= Fireboats of Long Beach, California =

The Long Beach Fire Department of the city of Long Beach, California owns and operates Fireboats in Long Beach, providing fire protection and rescue services for the Port of Long Beach and the marina and beach areas of the city of Long Beach
Although administered separately, the port facilities of Los Angeles and Long Beach are adjacent, and together, form one of the largest container ports in the world.
The cities of Los Angeles and Long Beach have a mutual aid arrangement where one will loan fireboats to the other in case of need.
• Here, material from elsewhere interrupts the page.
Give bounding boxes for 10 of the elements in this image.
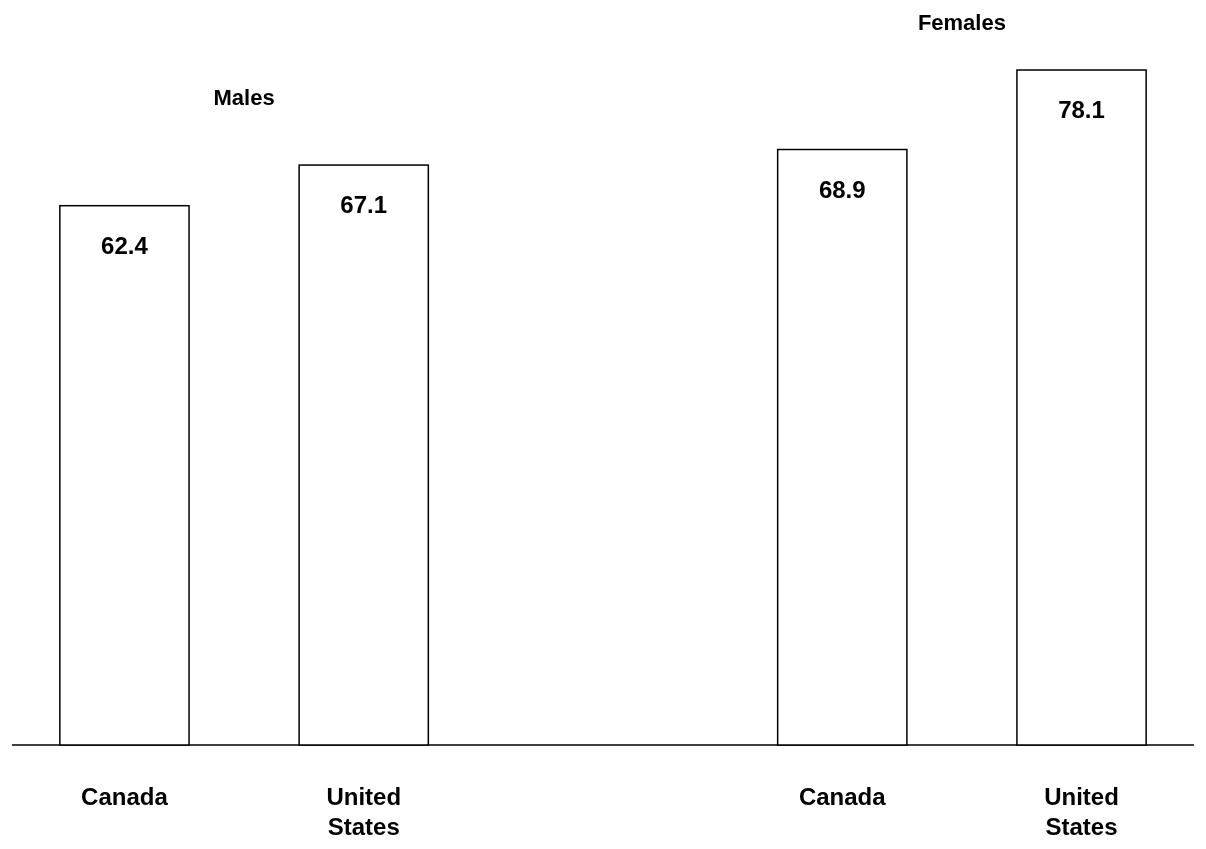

| image | name | launched | notes |
|---|---|---|---|
|  | Charles S. Windham | 1942 | The city's first fireboat.; |
|  | Fireboat 1 | 1954 | Fireboat 1, Long Beach's second fireboat.; |
|  | Fireboat 2 | 1954 | Fireboat 2, Long Beach's third fireboat.; |
|  | Challenger | 1987 | The Los Angeles Times reported that the Challenger and Liberty began to show maintenance problems due to poor contrstruction within two years of their delivery.; Capable of pumping 10,000 Gallons per minute.; |
|  | Liberty | 1987 | The Liberty had the same corrosion problems as her sister ship, the Challenger, and by September 1988 the Long Beach Harbour Commission had to allocate an addition $883,000 to repair the vessels.; |
|  | Protector | 2014 | Commissioned on June 8, 2016.; Designed to mount water cannons capable of fighting fires on the largest modern container ships.; |
|  | Vigilance | 2015 | Commissioned on November 13, 2017.; Design identical to Protector.; |

Workboat magazine reported, on June 14, 2017, that Long Beach planned to spend $100 million USD to construct two new firestations for its two new fireboats.